En premier lieu, aux termes des stipulations de l’article 3 de la convention européenne de sauvegarde des droits de l’homme et des libertés fondamentales : « Nul ne peut être soumis à la torture ni à des peines ou traitements inhumains ou dégradants ».
M. C..., qui n’a pas présenté de demande d’asile depuis son entrée sur le territoire national, se borne à invoquer, sans précisions, des risques qu’il encourrait en cas de retour dans son pays. Dans ces conditions, il n’est pas fondé à soutenir que la préfète aurait méconnu les stipulations rappelées au point précédent en fixant la Somalie comme pays de destination.
En second lieu, les conséquences d’un éloignement du territoire français de M. C... résultent de la décision judiciaire d’interdiction du territoire dont il a fait l’objet et non de l’arrêté en litige par lequel la préfète de l’Essonne s’est bornée à fixer le pays de renvoi en exécution de cette peine complémentaire dont le relèvement ne peut être prononcé que par la juridiction qui a prononcé la condamnation pénale. Il s’ensuit que le requérant ne peut utilement faire valoir que l’arrêté serait entaché d’une erreur manifeste d’appréciation quant à ses conséquences sur sa situation personnelle.

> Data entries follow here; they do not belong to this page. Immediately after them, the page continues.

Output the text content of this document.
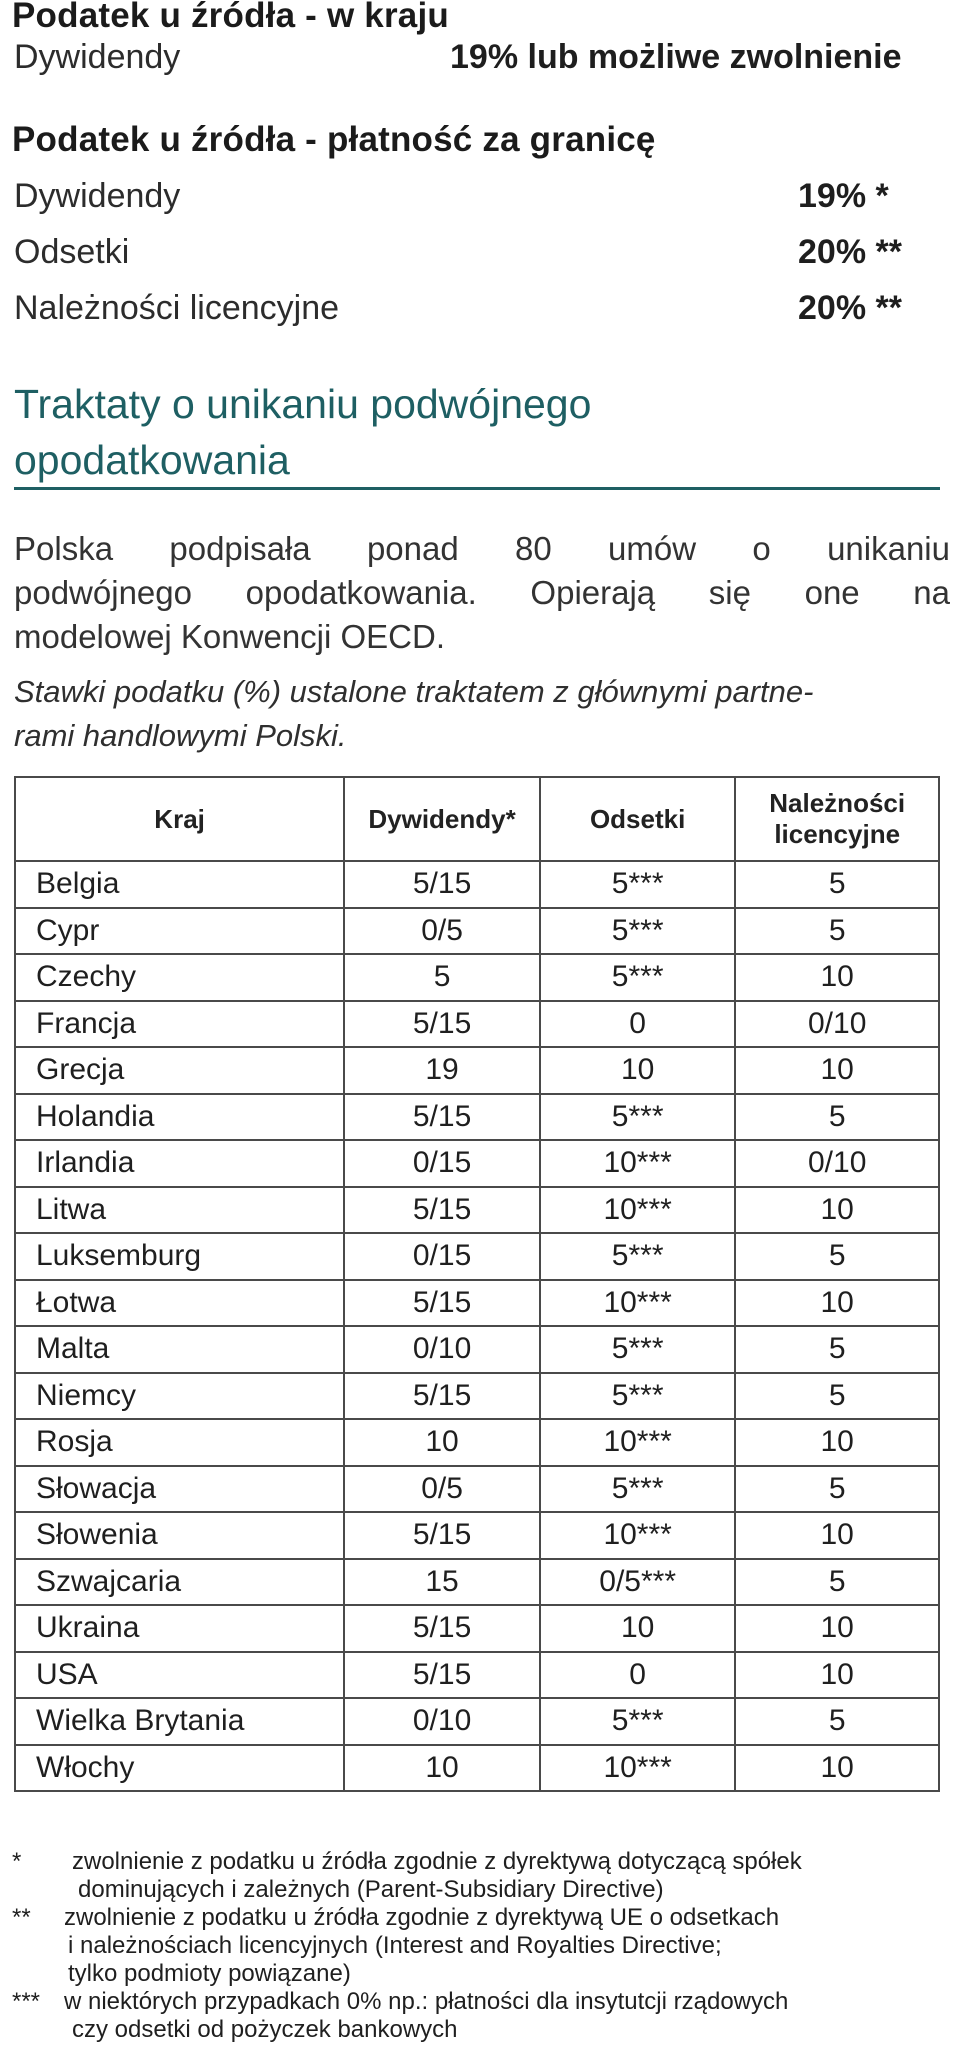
Podatek u źródła - w kraju
Dywidendy	19% lub możliwe zwolnienie
Podatek u źródła - płatność za granicę
Dywidendy	19% *
Odsetki	20% **
Należności licencyjne	20% **
Traktaty o unikaniu podwójnego
opodatkowania
Polska podpisała ponad 80 umów o unikaniu
podwójnego opodatkowania. Opierają się one na
modelowej Konwencji OECD.
Stawki podatku (%) ustalone traktatem z głównymi partne-
rami handlowymi Polski.
Kraj	Dywidendy*	Odsetki	Należności
licencyjne

Belgia	5/15	5***	5
Cypr	0/5	5***	5
Czechy	5	5***	10
Francja	5/15	0	0/10
Grecja	19	10	10
Holandia	5/15	5***	5
Irlandia	0/15	10***	0/10
Litwa	5/15	10***	10
Luksemburg	0/15	5***	5
Łotwa	5/15	10***	10
Malta	0/10	5***	5
Niemcy	5/15	5***	5
Rosja	10	10***	10
Słowacja	0/5	5***	5
Słowenia	5/15	10***	10
Szwajcaria	15	0/5***	5
Ukraina	5/15	10	10
USA	5/15	0	10
Wielka Brytania	0/10	5***	5
Włochy	10	10***	10
*	zwolnienie z podatku u źródła zgodnie z dyrektywą dotyczącą spółek
dominujących i zależnych (Parent-Subsidiary Directive)
** zwolnienie z podatku u źródła zgodnie z dyrektywą UE o odsetkach
i należnościach licencyjnych (Interest and Royalties Directive;
tylko podmioty powiązane)
*** w niektórych przypadkach 0% np.: płatności dla insytutcji rządowych
czy odsetki od pożyczek bankowych
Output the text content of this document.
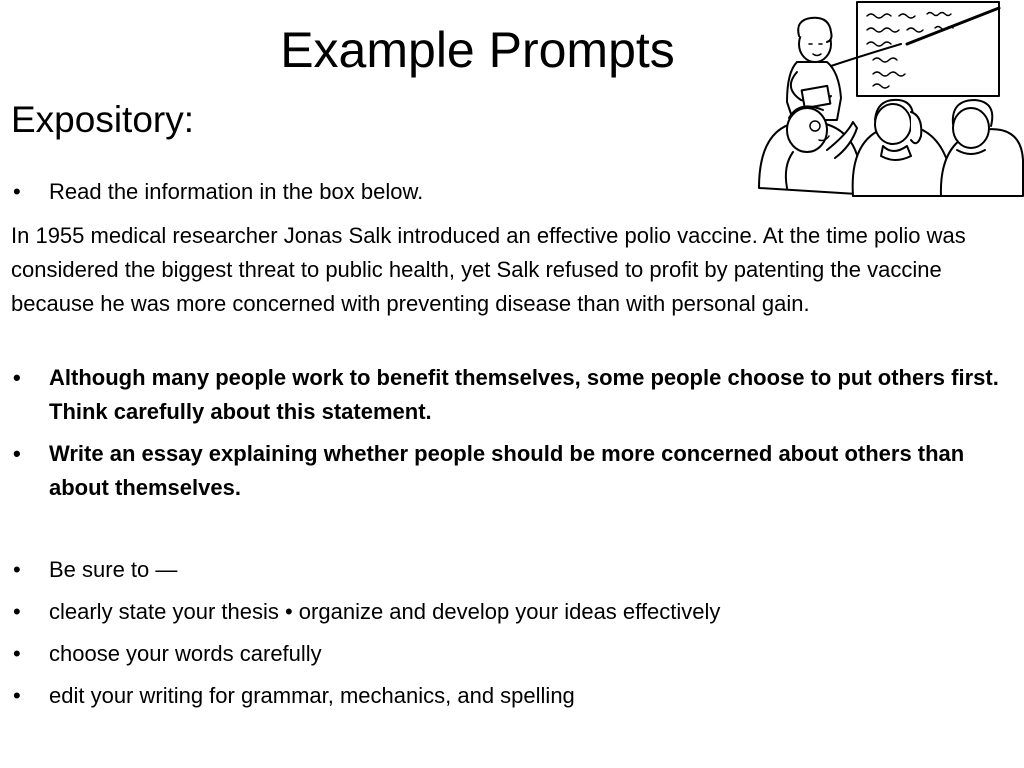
Example Prompts
Expository:
• Read the information in the box below.

In 1955 medical researcher Jonas Salk introduced an effective polio vaccine. At the time polio was considered the biggest threat to public health, yet Salk refused to profit by patenting the vaccine because he was more concerned with preventing disease than with personal gain.

• Although many people work to benefit themselves, some people choose to put others first. Think carefully about this statement.
• Write an essay explaining whether people should be more concerned about others than about themselves.
• Be sure to —
• clearly state your thesis • organize and develop your ideas effectively
• choose your words carefully
• edit your writing for grammar, mechanics, and spelling
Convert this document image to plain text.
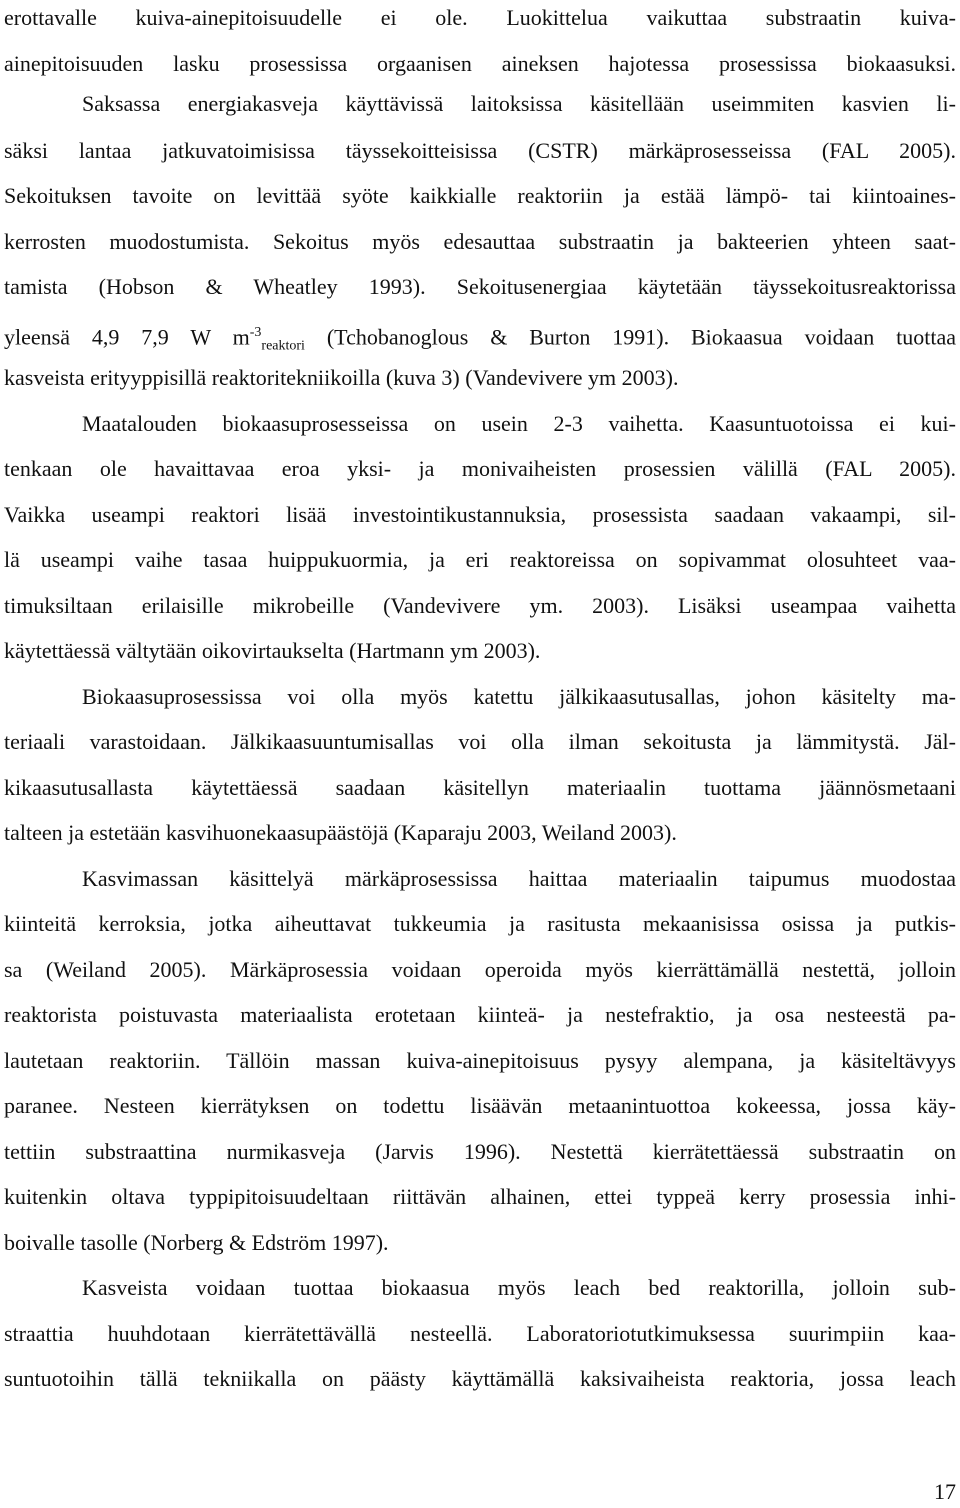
erottavalle kuiva-ainepitoisuudelle ei ole. Luokittelua vaikuttaa substraatin kuiva-
ainepitoisuuden lasku prosessissa orgaanisen aineksen hajotessa prosessissa biokaasuksi.
Saksassa energiakasveja käyttävissä laitoksissa käsitellään useimmiten kasvien li-
säksi lantaa jatkuvatoimisissa täyssekoitteisissa (CSTR) märkäprosesseissa (FAL 2005).
Sekoituksen tavoite on levittää syöte kaikkialle reaktoriin ja estää lämpö- tai kiintoaines-
kerrosten muodostumista. Sekoitus myös edesauttaa substraatin ja bakteerien yhteen saat-
tamista (Hobson & Wheatley 1993). Sekoitusenergiaa käytetään täyssekoitusreaktorissa
yleensä 4,9 7,9 W $m^{-3}_{reaktori}$ (Tchobanoglous & Burton 1991). Biokaasua voidaan tuottaa
kasveista erityyppisillä reaktoritekniikoilla (kuva 3) (Vandevivere ym 2003).
Maatalouden biokaasuprosesseissa on usein 2-3 vaihetta. Kaasuntuotoissa ei kui-
tenkaan ole havaittavaa eroa yksi- ja monivaiheisten prosessien välillä (FAL 2005).
Vaikka useampi reaktori lisää investointikustannuksia, prosessista saadaan vakaampi, sil-
lä useampi vaihe tasaa huippukuormia, ja eri reaktoreissa on sopivammat olosuhteet vaa-
timuksiltaan erilaisille mikrobeille (Vandevivere ym. 2003). Lisäksi useampaa vaihetta
käytettäessä vältytään oikovirtaukselta (Hartmann ym 2003).
Biokaasuprosessissa voi olla myös katettu jälkikaasutusallas, johon käsitelty ma-
teriaali varastoidaan. Jälkikaasuuntumisallas voi olla ilman sekoitusta ja lämmitystä. Jäl-
kikaasutusallasta käytettäessä saadaan käsitellyn materiaalin tuottama jäännösmetaani
talteen ja estetään kasvihuonekaasupäästöjä (Kaparaju 2003, Weiland 2003).
Kasvimassan käsittelyä märkäprosessissa haittaa materiaalin taipumus muodostaa
kiinteitä kerroksia, jotka aiheuttavat tukkeumia ja rasitusta mekaanisissa osissa ja putkis-
sa (Weiland 2005). Märkäprosessia voidaan operoida myös kierrättämällä nestettä, jolloin
reaktorista poistuvasta materiaalista erotetaan kiinteä- ja nestefraktio, ja osa nesteestä pa-
lautetaan reaktoriin. Tällöin massan kuiva-ainepitoisuus pysyy alempana, ja käsiteltävyys
paranee. Nesteen kierrätyksen on todettu lisäävän metaanintuottoa kokeessa, jossa käy-
tettiin substraattina nurmikasveja (Jarvis 1996). Nestettä kierrätettäessä substraatin on
kuitenkin oltava typpipitoisuudeltaan riittävän alhainen, ettei typpeä kerry prosessia inhi-
boivalle tasolle (Norberg & Edström 1997).
Kasveista voidaan tuottaa biokaasua myös leach bed reaktorilla, jolloin sub-
straattia huuhdotaan kierrätettävällä nesteellä. Laboratoriotutkimuksessa suurimpiin kaa-
suntuotoihin tällä tekniikalla on päästy käyttämällä kaksivaiheista reaktoria, jossa leach
17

Il résulte de ce qui précède que la requête de M. C... doit être rejetée.
D E C I D E :
Article 1er : La requête de M. C... est rejetée.
Article 2 : Le présent jugement sera notifié à M. A... C... et à la préfète de l’Essonne.
Rendu public par mise à disposition au greffe le 12 décembre 2025.
La magistrate désignée,
C. Descours-Gatin
La greffière,
E. Amegee
La République mande et ordonne à la préfète de l’Essonne en ce qui la concerne ou à tous commissaires de justice à ce requis en ce qui concerne les voies de droit commun, contre les parties privées, de pourvoir à l’exécution de la présente décision.